Don't use XML. Doesn't make sense when taken out of context. In context it means don't rely on XML to add flexibility. Java relies on describing stuff in XML; WSDL files, for example, repeat information that's obvious from inspecting the code. Python relies on introspection instead of restating everything in XML.
But Python has excellent XML processing libraries. Several.
Getters and setters are not required in Python they way they're required in Java. First, you have better introspection in Python, so you don't need getters and setters to help make dynamic bean objects. (For that, you use collections.namedtuple).
However, you have the property decorator which will bundle getters (and setters) into an attribute-like construct. The point is that Python prefers naked attributes; when necessary, we can bundle getters and setters to appear as if there's a simple attribute.
Also, Python has descriptor classes if properties aren't sophisticated enough.
Code duplication is often a necessary evil in Java (e.g. method overloading), but not in Python. Correct. Python uses optional arguments instead of method overloading.
The bullet point went on to talk about closure; that isn't as helpful as the simple advice to use default argument values wisely.
One thing you might be used to in Java that you won't find in Python is strict privacy. This is not so much something to look out for as it is something not to look for (I am embarrassed by how long I searched for a Python equivalent to 'private' when I started out!). Instead, Python has much more transparency and easier introspection than Java. This falls under what is sometimes described as the "we're all consenting adults here" philosophy. There are a few conventions and language mechanisms to help prevent accidental use of "unpublic" methods and so forth, but the whole mindset of information hiding is virtually absent in Python.
The biggest one I can think of is not understanding or not fully utilizing duck typing. In Java you're required to specify very explicit and detailed type information upfront. In Python typing is both dynamic and largely implicit. The philosophy is that you should be thinking about your program at a higher level than nominal types. For example, in Python, you don't use inheritance to model substitutability.

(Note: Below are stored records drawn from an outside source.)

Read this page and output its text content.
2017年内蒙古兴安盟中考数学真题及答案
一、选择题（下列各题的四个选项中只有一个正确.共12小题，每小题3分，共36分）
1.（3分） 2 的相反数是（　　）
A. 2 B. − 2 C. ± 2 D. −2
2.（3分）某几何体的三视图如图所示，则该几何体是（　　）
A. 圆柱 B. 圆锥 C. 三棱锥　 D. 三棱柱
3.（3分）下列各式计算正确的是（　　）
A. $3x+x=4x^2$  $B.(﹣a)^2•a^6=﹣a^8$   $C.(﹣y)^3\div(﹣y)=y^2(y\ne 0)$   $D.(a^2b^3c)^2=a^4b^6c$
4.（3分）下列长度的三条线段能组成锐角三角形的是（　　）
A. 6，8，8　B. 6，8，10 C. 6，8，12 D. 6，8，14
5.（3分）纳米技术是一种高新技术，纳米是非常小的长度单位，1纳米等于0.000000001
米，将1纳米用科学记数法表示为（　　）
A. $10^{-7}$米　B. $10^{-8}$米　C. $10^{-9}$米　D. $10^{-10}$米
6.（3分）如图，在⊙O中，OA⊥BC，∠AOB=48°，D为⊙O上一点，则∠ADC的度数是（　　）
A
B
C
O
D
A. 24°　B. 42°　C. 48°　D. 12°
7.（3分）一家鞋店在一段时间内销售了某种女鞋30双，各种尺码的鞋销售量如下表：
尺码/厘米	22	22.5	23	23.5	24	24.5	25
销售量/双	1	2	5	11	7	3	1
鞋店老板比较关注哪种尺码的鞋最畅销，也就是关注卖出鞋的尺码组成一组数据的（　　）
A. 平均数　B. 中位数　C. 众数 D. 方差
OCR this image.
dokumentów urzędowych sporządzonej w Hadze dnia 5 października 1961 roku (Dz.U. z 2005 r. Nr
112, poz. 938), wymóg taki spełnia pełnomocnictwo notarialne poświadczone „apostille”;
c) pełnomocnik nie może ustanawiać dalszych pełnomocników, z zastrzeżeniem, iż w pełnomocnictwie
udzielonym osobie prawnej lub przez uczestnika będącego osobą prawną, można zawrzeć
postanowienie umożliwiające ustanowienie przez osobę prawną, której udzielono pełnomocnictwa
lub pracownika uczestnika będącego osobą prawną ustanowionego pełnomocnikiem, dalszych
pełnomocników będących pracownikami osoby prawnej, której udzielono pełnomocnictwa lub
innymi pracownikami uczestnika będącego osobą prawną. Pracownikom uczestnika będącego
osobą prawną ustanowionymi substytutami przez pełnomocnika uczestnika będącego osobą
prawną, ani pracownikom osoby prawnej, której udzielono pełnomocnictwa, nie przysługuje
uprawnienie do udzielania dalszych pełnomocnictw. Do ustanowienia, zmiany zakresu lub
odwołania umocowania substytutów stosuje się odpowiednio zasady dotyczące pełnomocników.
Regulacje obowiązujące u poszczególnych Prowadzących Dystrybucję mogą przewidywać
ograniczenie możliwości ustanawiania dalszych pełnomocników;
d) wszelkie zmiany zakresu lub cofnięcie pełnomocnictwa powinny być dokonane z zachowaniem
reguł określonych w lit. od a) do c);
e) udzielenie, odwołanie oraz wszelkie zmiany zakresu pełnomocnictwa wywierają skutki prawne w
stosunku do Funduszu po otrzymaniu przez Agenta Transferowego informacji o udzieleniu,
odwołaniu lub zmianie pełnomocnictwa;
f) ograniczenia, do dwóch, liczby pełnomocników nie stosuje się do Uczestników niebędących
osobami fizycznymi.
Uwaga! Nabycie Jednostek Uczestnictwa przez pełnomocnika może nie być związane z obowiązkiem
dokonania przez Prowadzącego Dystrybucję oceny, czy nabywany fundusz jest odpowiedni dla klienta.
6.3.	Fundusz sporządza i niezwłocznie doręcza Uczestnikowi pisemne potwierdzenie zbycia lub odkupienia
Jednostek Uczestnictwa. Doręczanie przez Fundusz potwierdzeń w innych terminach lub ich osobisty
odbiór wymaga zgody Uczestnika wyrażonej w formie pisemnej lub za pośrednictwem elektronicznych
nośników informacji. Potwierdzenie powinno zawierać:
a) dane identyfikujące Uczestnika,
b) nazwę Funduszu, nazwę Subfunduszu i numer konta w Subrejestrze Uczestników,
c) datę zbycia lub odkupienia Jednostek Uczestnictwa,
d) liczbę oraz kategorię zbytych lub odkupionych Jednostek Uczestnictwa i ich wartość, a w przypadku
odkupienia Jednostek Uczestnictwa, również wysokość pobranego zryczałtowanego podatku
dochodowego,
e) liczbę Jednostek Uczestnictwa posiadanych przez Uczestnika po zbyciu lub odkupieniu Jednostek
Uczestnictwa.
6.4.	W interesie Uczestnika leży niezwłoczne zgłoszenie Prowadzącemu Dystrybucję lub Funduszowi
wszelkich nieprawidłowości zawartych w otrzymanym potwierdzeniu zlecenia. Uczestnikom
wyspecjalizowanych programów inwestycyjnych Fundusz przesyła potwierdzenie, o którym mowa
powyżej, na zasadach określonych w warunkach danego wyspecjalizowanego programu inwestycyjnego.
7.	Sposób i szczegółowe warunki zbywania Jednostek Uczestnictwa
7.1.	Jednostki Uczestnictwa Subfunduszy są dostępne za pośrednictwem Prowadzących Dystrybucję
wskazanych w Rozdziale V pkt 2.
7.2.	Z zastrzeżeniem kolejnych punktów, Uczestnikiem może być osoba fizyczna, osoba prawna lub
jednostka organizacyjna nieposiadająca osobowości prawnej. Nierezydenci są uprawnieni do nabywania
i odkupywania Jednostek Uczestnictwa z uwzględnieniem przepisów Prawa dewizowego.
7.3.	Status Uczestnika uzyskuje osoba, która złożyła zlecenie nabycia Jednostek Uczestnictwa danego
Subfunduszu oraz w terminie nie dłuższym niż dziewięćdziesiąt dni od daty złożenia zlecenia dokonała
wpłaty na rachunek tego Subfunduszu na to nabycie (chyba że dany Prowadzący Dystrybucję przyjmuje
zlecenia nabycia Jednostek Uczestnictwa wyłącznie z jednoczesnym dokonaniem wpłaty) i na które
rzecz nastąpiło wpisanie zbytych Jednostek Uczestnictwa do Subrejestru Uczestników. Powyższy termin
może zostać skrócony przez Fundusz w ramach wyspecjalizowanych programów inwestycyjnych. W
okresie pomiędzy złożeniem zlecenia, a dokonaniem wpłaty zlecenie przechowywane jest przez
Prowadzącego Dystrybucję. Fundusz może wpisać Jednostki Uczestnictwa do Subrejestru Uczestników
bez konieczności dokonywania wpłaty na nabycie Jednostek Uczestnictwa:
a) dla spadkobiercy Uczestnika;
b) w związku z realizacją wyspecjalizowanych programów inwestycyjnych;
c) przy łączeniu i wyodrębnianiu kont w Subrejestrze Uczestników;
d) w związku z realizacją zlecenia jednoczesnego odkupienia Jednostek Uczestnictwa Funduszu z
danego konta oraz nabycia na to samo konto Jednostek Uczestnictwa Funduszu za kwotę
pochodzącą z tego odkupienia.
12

Substitutability comes by default as a result of duck typing. Inheritance is only a programmer convenience for reusing implementation.
Similarly, the Pythonic idiom is "beg forgiveness, don't ask permission". Explicit typing is considered evil. Don't check whether a parameter is a certain type upfront. Just try to do whatever you need to do with the parameter. If it doesn't conform to the proper interface, it will throw a very clear exception and you will be able to find the problem very quickly. If someone passes a parameter of a type that was nominally unexpected but has the same interface as what you expected, then you've gained flexibility for free.
The most important thing, from a Java POV, is that it's perfectly ok to not make classes for everything. There are many situations where a procedural approach is simpler and shorter.
The next most important thing is that you will have to get over the notion that the type of an object controls what it may do; rather, the code controls what objects must be able to support at runtime (this is by virtue of duck-typing).
Oh, and use native lists and dicts (not customized descendants) as far as possible.
The way exceptions are treated in Python is different from
how they are treated in Java. While in Java the advice
is to use exceptions only for exceptional conditions this is not
so with Python.
In Python things like Iterator makes use of exception mechanism to signal that there are no more items.But such a design is not considered as good practice in Java.
As Alex Martelli puts in his book Python in a Nutshell
the exception mechanism with other languages (and applicable to Java)
is LBYL (Look Before You Leap) :
is to check in advance, before attempting an operation, for all circumstances that might make the operation invalid.
Where as with Python the approach is EAFP (it's easier to Ask for forgiveness than permission)
A corrollary to "Don't use classes for everything": callbacks.
The Java way for doing callbacks relies on passing objects that implement the callback interface (for example ActionListener with its actionPerformed() method). Nothing of this sort is necessary in Python, you can directly pass methods or even locally defined functions:
def handler():
print("click!")
button.onclick(handler)
Or even lambdas:
button.onclick(lambda: print("click!\n"))
Related
Newbie Python question here - I am writing a little utility in Python to do disk space calculations when given the attributes of 2 different files.
Should I create a 'file' class with methods appropriate to the conversion and then create each file as an instance of that class? I'm pretty new to Python, but ok with Perl, and I believe that in Perl (I may be wrong, being self-taught), from the examples that I have seen, that most Perl is not OO.
Background info - These are IBM z/OS (mainframe) data sets, and when given the allocation attributes for a file on a specific disk type and file organisation (it's block size) and then given the allocation parameters for a different disk type & organisation, the space requirements can vary enormously.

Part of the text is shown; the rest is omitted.